This was my husband’s suggestion for “A Book Set At Sea,” one of the categories on the PopSugar Reading Challenge. It was a book he’d read as a child, and one I’d never heard of. It was a quick, easy read, as it was meant for children. Late elementary school, would be my guess. (Husband read it in fifth grade for a class.)
The book is set in the summer of 1832. Charlotte Doyle is setting sail across the Atlantic to return to America and rejoin the rest of her family, after finishing the school year at her boarding school. Things are a bit suspicious from the beginning of the voyage – the other two families that were supposed to be on board the ship didn’t make it, so it’s just Charlotte and the crew. Deckhands at the dock warned her away from the ship and refused to carry her things to it.

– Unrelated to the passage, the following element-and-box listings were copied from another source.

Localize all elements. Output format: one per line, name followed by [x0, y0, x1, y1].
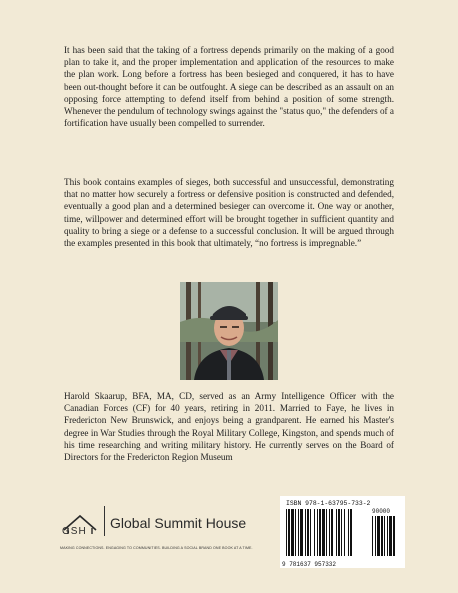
price-code: 90000: [372, 508, 391, 515]
author-photo: [180, 282, 278, 380]
publisher-logo-initials: GSH: [62, 526, 87, 537]
synopsis-paragraph-1: It has been said that the taking of a fortress depends primarily on the making of a good plan to take it, and the proper implementation and application of the resources to make the plan work. Long before a fortress has been besieged and conquered, it has to have been out-thought before it can be outfought. A siege can be described as an assault on an opposing force attempting to defend itself from behind a position of some strength. Whenever the pendulum of technology swings against the "status quo," the defenders of a fortification have usually been compelled to surrender.: [64, 45, 394, 129]
publisher-name: Global Summit House: [110, 515, 247, 531]
publisher-tagline: MAKING CONNECTIONS. ENGAGING TO COMMUNITIES. BUILDING A SOCIAL BRAND ONE BOOK AT A TIME.: [60, 546, 253, 550]
isbn-number: ISBN 978-1-63795-733-2: [286, 500, 371, 507]
author-bio: Harold Skaarup, BFA, MA, CD, served as an Army Intelligence Officer with the Canadian Forces (CF) for 40 years, retiring in 2011. Married to Faye, he lives in Fredericton New Brunswick, and enjoys being a grandparent. He earned his Master's degree in War Studies through the Royal Military College, Kingston, and spends much of his time researching and writing military history. He currently serves on the Board of Directors for the Fredericton Region Museum: [64, 391, 394, 463]
barcode-digits: 9 781637 957332: [282, 561, 337, 568]
logo-divider: [104, 506, 105, 536]
synopsis-paragraph-2: This book contains examples of sieges, both successful and unsuccessful, demonstrating that no matter how securely a fortress or defensive position is constructed and defended, eventually a good plan and a determined besieger can overcome it. One way or another, time, willpower and determined effort will be brought together in sufficient quantity and quality to bring a siege or a defense to a successful conclusion. It will be argued through the examples presented in this book that ultimately, “no fortress is impregnable.”: [64, 177, 394, 249]
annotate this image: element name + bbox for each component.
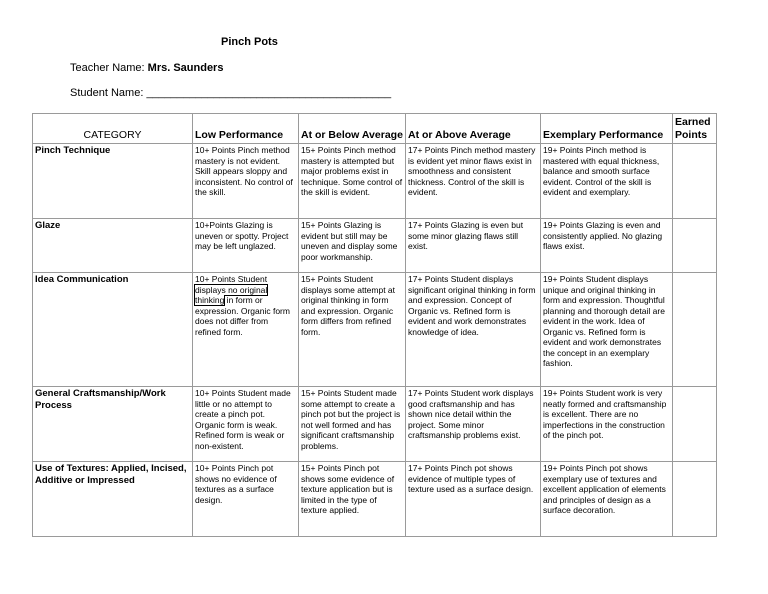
exemplary-cell: 19+ Points Student work is very neatly formed and craftsmanship is excellent. There are no imperfections in the construction of the pinch pot.	[541, 387, 673, 462]
below-average-cell: 15+ Points Pinch pot shows some evidence of texture application but is limited in the type of texture applied.	[299, 462, 406, 537]
above-average-cell: 17+ Points Pinch method mastery is evident yet minor flaws exist in smoothness and consistent thickness. Control of the skill is evident.	[406, 144, 541, 219]
exemplary-cell: 19+ Points Pinch pot shows exemplary use of textures and excellent application of elements and principles of design as a surface decoration.	[541, 462, 673, 537]
header-earned-points: Earned Points	[673, 114, 717, 144]
table-header-row	[33, 114, 717, 144]
teacher-label: Teacher Name:	[70, 62, 145, 74]
header-at-or-above-average: At or Above Average	[406, 114, 541, 144]
category-cell: General Craftsmanship/Work Process	[33, 387, 193, 462]
low-performance-cell	[193, 273, 299, 387]
header-at-or-below-average: At or Below Average	[299, 114, 406, 144]
student-name-line	[70, 87, 391, 99]
student-label: Student Name:	[70, 87, 144, 99]
above-average-cell: 17+ Points Glazing is even but some minor glazing flaws still exist.	[406, 219, 541, 273]
low-performance-cell: 10+ Points Pinch method mastery is not evident. Skill appears sloppy and inconsistent. No control of the skill.	[193, 144, 299, 219]
category-cell: Idea Communication	[33, 273, 193, 387]
table-row	[33, 462, 717, 537]
document-title: Pinch Pots	[221, 36, 278, 48]
earned-points-cell[interactable]	[673, 462, 717, 537]
exemplary-cell: 19+ Points Student displays unique and original thinking in form and expression. Thoughtful planning and thorough detail are evident in the work. Idea of Organic vs. Refined form is evident and work demonstrates the concept in an exemplary fashion.	[541, 273, 673, 387]
rubric-table	[32, 113, 717, 537]
table-row	[33, 144, 717, 219]
category-cell: Glaze	[33, 219, 193, 273]
exemplary-cell: 19+ Points Glazing is even and consistently applied. No glazing flaws exist.	[541, 219, 673, 273]
above-average-cell: 17+ Points Student displays significant original thinking in form and expression. Concept of Organic vs. Refined form is evident and work demonstrates knowledge of idea.	[406, 273, 541, 387]
category-cell: Pinch Technique	[33, 144, 193, 219]
exemplary-cell: 19+ Points Pinch method is mastered with equal thickness, balance and smooth surface evident. Control of the skill is evident and exemplary.	[541, 144, 673, 219]
low-text-end: in form or expression. Organic form does not differ from refined form.	[195, 295, 290, 337]
teacher-name: Mrs. Saunders	[147, 62, 224, 74]
header-category: CATEGORY	[33, 114, 193, 144]
above-average-cell: 17+ Points Student work displays good craftsmanship and has shown nice detail within the project. Some minor craftsmanship problems exist.	[406, 387, 541, 462]
earned-points-cell[interactable]	[673, 219, 717, 273]
low-performance-cell: 10+ Points Pinch pot shows no evidence of textures as a surface design.	[193, 462, 299, 537]
teacher-name-line	[70, 62, 223, 74]
header-low-performance: Low Performance	[193, 114, 299, 144]
student-name-blank: ________________________________________	[146, 87, 392, 99]
earned-points-cell[interactable]	[673, 387, 717, 462]
table-row	[33, 219, 717, 273]
below-average-cell: 15+ Points Student made some attempt to create a pinch pot but the project is not well formed and has significant craftsmanship problems.	[299, 387, 406, 462]
table-row	[33, 273, 717, 387]
low-performance-cell: 10+ Points Student made little or no attempt to create a pinch pot. Organic form is weak. Refined form is weak or non-existent.	[193, 387, 299, 462]
low-performance-cell: 10+Points Glazing is uneven or spotty. Project may be left unglazed.	[193, 219, 299, 273]
above-average-cell: 17+ Points Pinch pot shows evidence of multiple types of texture used as a surface design.	[406, 462, 541, 537]
header-exemplary-performance: Exemplary Performance	[541, 114, 673, 144]
table-row	[33, 387, 717, 462]
category-cell: Use of Textures: Applied, Incised, Additive or Impressed	[33, 462, 193, 537]
earned-points-cell[interactable]	[673, 273, 717, 387]
below-average-cell: 15+ Points Student displays some attempt at original thinking in form and expression. Organic form differs from refined form.	[299, 273, 406, 387]
earned-points-cell[interactable]	[673, 144, 717, 219]
below-average-cell: 15+ Points Glazing is evident but still may be uneven and display some poor workmanship.	[299, 219, 406, 273]
low-text-start: 10+ Points Student	[195, 274, 268, 284]
boxed-text: displays no original thinking	[195, 284, 268, 305]
below-average-cell: 15+ Points Pinch method mastery is attempted but major problems exist in technique. Some control of the skill is evident.	[299, 144, 406, 219]
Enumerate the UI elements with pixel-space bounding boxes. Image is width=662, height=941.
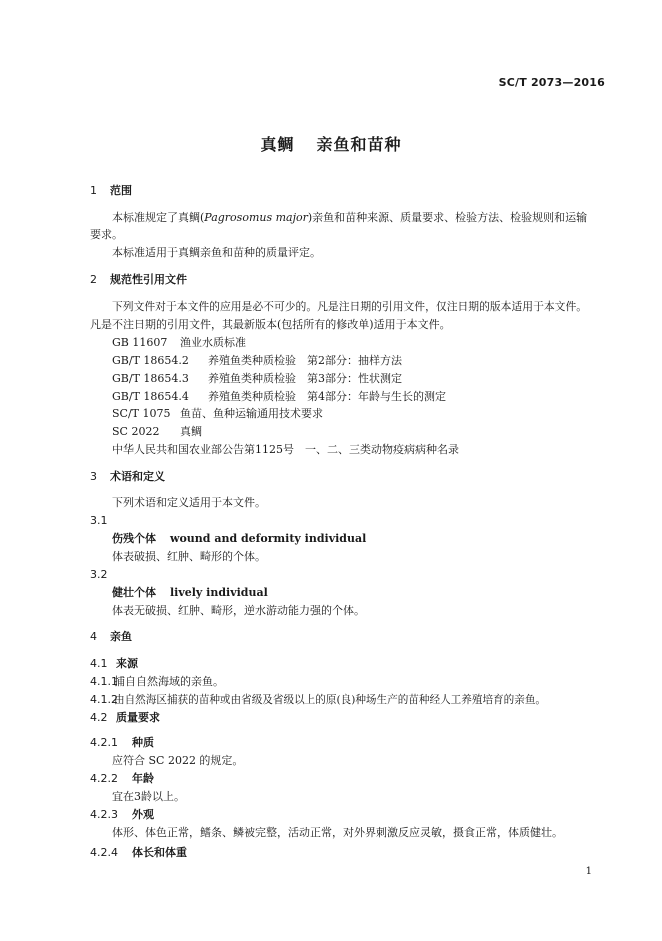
reference-item: SC/T 1075 鱼苗、鱼种运输通用技术要求 [112, 407, 323, 420]
term-3-1: 伤残个体 wound and deformity individual [112, 532, 367, 545]
reference-item: GB 11607 渔业水质标准 [112, 336, 246, 349]
section-4-2-3-heading: 4.2.3 外观 [90, 808, 154, 821]
section-1-paragraph-1: 本标准规定了真鲷(Pagrosomus major)亲鱼和苗种来源、质量要求、检验方法、检验规则和运输 [112, 211, 588, 224]
section-4-2-1-heading: 4.2.1 种质 [90, 736, 154, 749]
section-2-heading: 2 规范性引用文件 [90, 273, 187, 286]
clause-4-1-1: 4.1.1捕自自然海域的亲鱼。 [90, 675, 224, 688]
section-2-paragraph-1: 下列文件对于本文件的应用是必不可少的。凡是注日期的引用文件，仅注日期的版本适用于本文件。 [112, 300, 588, 313]
reference-item: SC 2022 真鲷 [112, 425, 202, 438]
reference-item: GB/T 18654.2 养殖鱼类种质检验 第2部分：抽样方法 [112, 354, 402, 367]
section-1-paragraph-1-cont: 要求。 [90, 228, 123, 241]
section-4-2-heading: 4.2 质量要求 [90, 711, 160, 724]
scientific-name: Pagrosomus major [204, 211, 308, 224]
title-species: 真鲷 [260, 135, 295, 154]
section-3-paragraph-1: 下列术语和定义适用于本文件。 [112, 496, 266, 509]
section-4-heading: 4 亲鱼 [90, 630, 132, 643]
term-3-1-number: 3.1 [90, 514, 108, 527]
section-1-heading: 1 范围 [90, 184, 132, 197]
section-4-2-4-heading: 4.2.4 体长和体重 [90, 846, 187, 859]
reference-item: GB/T 18654.3 养殖鱼类种质检验 第3部分：性状测定 [112, 372, 402, 385]
standard-code: SC/T 2073—2016 [498, 76, 605, 89]
section-4-1-heading: 4.1 来源 [90, 657, 138, 670]
section-4-2-2-text: 宜在3龄以上。 [112, 790, 185, 803]
clause-4-1-2: 4.1.2由自然海区捕获的苗种或由省级及省级以上的原(良)种场生产的苗种经人工养殖培育的亲鱼。 [90, 693, 547, 706]
section-2-paragraph-1-cont: 凡是不注日期的引用文件，其最新版本(包括所有的修改单)适用于本文件。 [90, 318, 451, 331]
document-title [0, 132, 662, 155]
section-3-heading: 3 术语和定义 [90, 470, 165, 483]
reference-item: GB/T 18654.4 养殖鱼类种质检验 第4部分：年龄与生长的测定 [112, 390, 446, 403]
term-3-2-number: 3.2 [90, 568, 108, 581]
page-number: 1 [585, 866, 592, 877]
reference-item: 中华人民共和国农业部公告第1125号 一、二、三类动物疫病病种名录 [112, 443, 459, 456]
section-1-paragraph-2: 本标准适用于真鲷亲鱼和苗种的质量评定。 [112, 246, 321, 259]
section-4-2-1-text: 应符合 SC 2022 的规定。 [112, 754, 244, 767]
section-4-2-2-heading: 4.2.2 年龄 [90, 772, 154, 785]
section-4-2-3-text: 体形、体色正常，鳍条、鳞被完整，活动正常，对外界刺激反应灵敏，摄食正常，体质健壮。 [112, 826, 563, 839]
term-3-1-definition: 体表破损、红肿、畸形的个体。 [112, 550, 266, 563]
title-subject: 亲鱼和苗种 [316, 135, 402, 154]
term-3-2: 健壮个体 lively individual [112, 586, 268, 599]
term-3-2-definition: 体表无破损、红肿、畸形，逆水游动能力强的个体。 [112, 604, 365, 617]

As the voyage winds on, Charlotte discovers that the crew intensely dislikes their captain and thinks he’s far too strict – he beat one of their number so badly on the last voyage that the crewman lost his arm. Torn between the “noble” captain, who represents everything she’s used to, and her own sense of right and wrong, she starts to notice how cruel he is to the crew. Ultimately, her life, and the lives of the crew, hinge on her decisions as the captain uses her to spy on the crew and report back to him.
My favorite passage from the book turned out to be my husband’s favorite, as well:
“What’s a hurricane?”
“The worst storm of all.”
“Can’t we sail around?”
Barlow again glanced at the helm, the sails and then at the sky above. He frowned. “I heard Mr. Hollybrass and Jaggery arguing about it. To my understanding,” he said, “I don’t think the captain wants to avoid it.”
“It’s what Grimes has been saying. The captain’s trying to move fast. If he sets us right at the hurricane’s edge, it’ll blow us home like a pound of shot in a two-pound cannon.”
“What if he doesn’t get it right?”
“Two pounds of shot in a one-pound cannon.”
I quite enjoyed this little book, and it’s a great example of a girl bucking tradition and doing what she’s good at, gender roles be damned. There is a fair bit of violence – in one scene a man is severely whipped – but it’s not graphic. No sexual themes at all. Pretty suitable for kids as soon as they’re decent enough readers.
From the cover of The True Confessions of Charlotte Doyle:
The Seahawk looms against a darkening sky, black and sinister. Manned by an angry, motley crew at the mercy of a ruthless captain, the rat-infested ship reeks of squalor, despair…and mutiny! It is no place for the lone passenger, thirteen-year-old Charlotte Doyle, yet for her there is no turning back. At first a trapped and powerless young girl, Charlotte dares to become the center of a daring and deadly voyage that will challenge her courage, her loyalties, and her very will to survive!